I’m also concerned about how three out of four issues of the arc have been completed and we have yet to really see or hear from the Red Queen outside of one panel at the end of the issue #14. We also do not know what Batgirl and Nightwing did to Ainsley that they feel so guilty about and what Edith is seeking revenge for. I also feel as if the story isn’t really clear on how the EMJ drug actually works. Sometimes it appears to be mind control and other times it elicits hallucinations that have been both good and bad depending on the person. It’s also unclear how the Emoji song connects to the person under the influence of the drug.

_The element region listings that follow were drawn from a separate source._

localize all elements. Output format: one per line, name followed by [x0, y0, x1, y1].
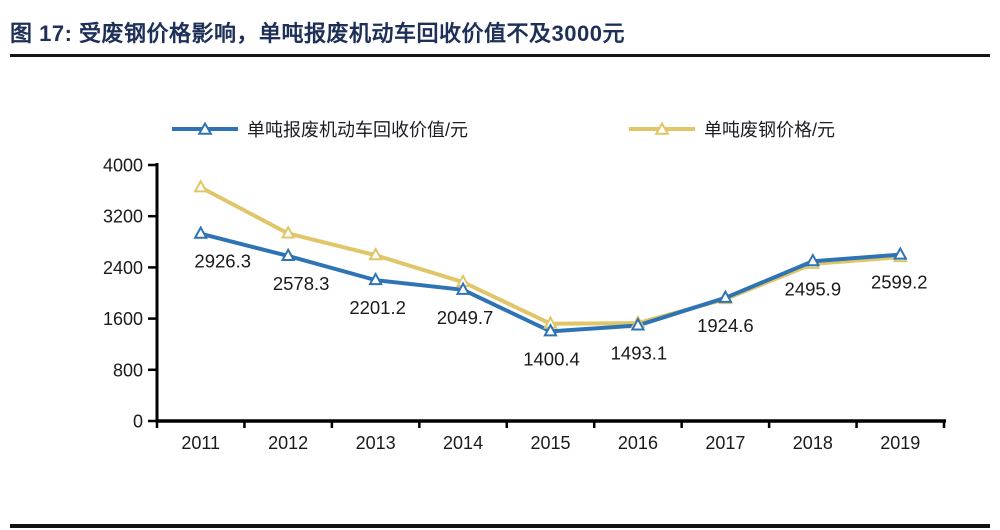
bottom-divider — [10, 524, 990, 528]
x-axis-tick-label: 2015 — [530, 433, 570, 453]
legend-line-triangle-icon — [629, 121, 695, 135]
x-axis-tick-label: 2012 — [268, 433, 308, 453]
data-label: 1400.4 — [523, 348, 580, 369]
chart-legend: 单吨报废机动车回收价值/元 单吨废钢价格/元 — [0, 116, 1000, 140]
y-axis-tick-label: 4000 — [103, 156, 143, 176]
data-label: 1924.6 — [697, 315, 754, 336]
y-axis-tick-label: 800 — [113, 360, 143, 380]
x-axis-tick-label: 2017 — [705, 433, 745, 453]
data-label: 2599.2 — [871, 272, 928, 293]
data-label: 2578.3 — [273, 273, 330, 294]
series-marker-0 — [630, 317, 646, 331]
legend-line-triangle-icon — [172, 121, 238, 135]
data-label: 2201.2 — [349, 297, 406, 318]
y-axis-tick-label: 0 — [133, 412, 143, 432]
x-axis-tick-label: 2013 — [356, 433, 396, 453]
series-marker-1 — [280, 225, 296, 239]
y-axis-tick-label: 3200 — [103, 207, 143, 227]
series-marker-1 — [368, 246, 383, 261]
series-marker-0 — [718, 289, 733, 303]
x-axis-tick-label: 2019 — [880, 433, 920, 453]
series-marker-0 — [892, 246, 908, 260]
legend-label-recycle-value: 单吨报废机动车回收价值/元 — [247, 120, 468, 140]
x-axis-tick-label: 2018 — [793, 433, 833, 453]
legend-label-scrap-steel-price: 单吨废钢价格/元 — [704, 120, 836, 140]
series-marker-0 — [455, 281, 471, 295]
x-axis-tick-label: 2014 — [443, 433, 483, 453]
series-line-1 — [198, 185, 903, 326]
series-marker-0 — [193, 225, 209, 239]
y-axis-tick-label: 1600 — [103, 309, 143, 329]
legend-item-scrap-steel-price: 单吨废钢价格/元 — [627, 116, 835, 142]
figure-title: 图 17: 受废钢价格影响，单吨报废机动车回收价值不及3000元 — [10, 21, 625, 46]
title-divider — [10, 54, 990, 57]
x-axis-tick-label: 2016 — [618, 433, 658, 453]
series-marker-1 — [193, 179, 209, 193]
series-marker-0 — [280, 247, 296, 261]
legend-item-recycle-value: 单吨报废机动车回收价值/元 — [170, 116, 468, 142]
x-axis-tick-label: 2011 — [181, 433, 220, 453]
data-label: 2495.9 — [785, 278, 842, 299]
y-axis-tick-label: 2400 — [103, 258, 143, 278]
series-marker-0 — [805, 252, 821, 267]
data-label: 2926.3 — [194, 251, 251, 272]
series-marker-0 — [543, 323, 558, 337]
data-label: 1493.1 — [611, 342, 668, 363]
data-label: 2049.7 — [437, 307, 494, 328]
series-marker-0 — [368, 271, 383, 286]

I’ve consistently stated that Wildgoose’s art is a really good fit with the Burnside version of Batgirl. I really like how the art style vaguely resembles something out of a fun Saturday morning cartoon. But even within that style, I feel as if some of the characters are not being drawn consistently enough. Dick Grayson in particular, whether it’s in the flashbacks or present day, appears to have different proportions in different panels. Subtle, quirky touches like drawing the odor emanating from the hackers’ washroom keeps the mood of the story light even though this was a more serious issue that the past. The colors also reflect this as they are more subdued reflecting the slightly darker nature of this issue. The exception is the final page where the Mad Hatter’s lair looks like a psychedelic trip on its own with the electric blue and mushrooms painted on the walls. I’m interested to see how this will look in the final issue.
Final Thoughts: After a promising start, the “Summer of Lies” story arc has had a somewhat underwhelming middle act. There are still quite a few plot threads to tie up in the next issue. Of course, we are all eager to see how the latest potential development in the Babs-Dick relationship plays out. Hopefully Larson can tie up the loose ends and end the story with a definitive conclusion.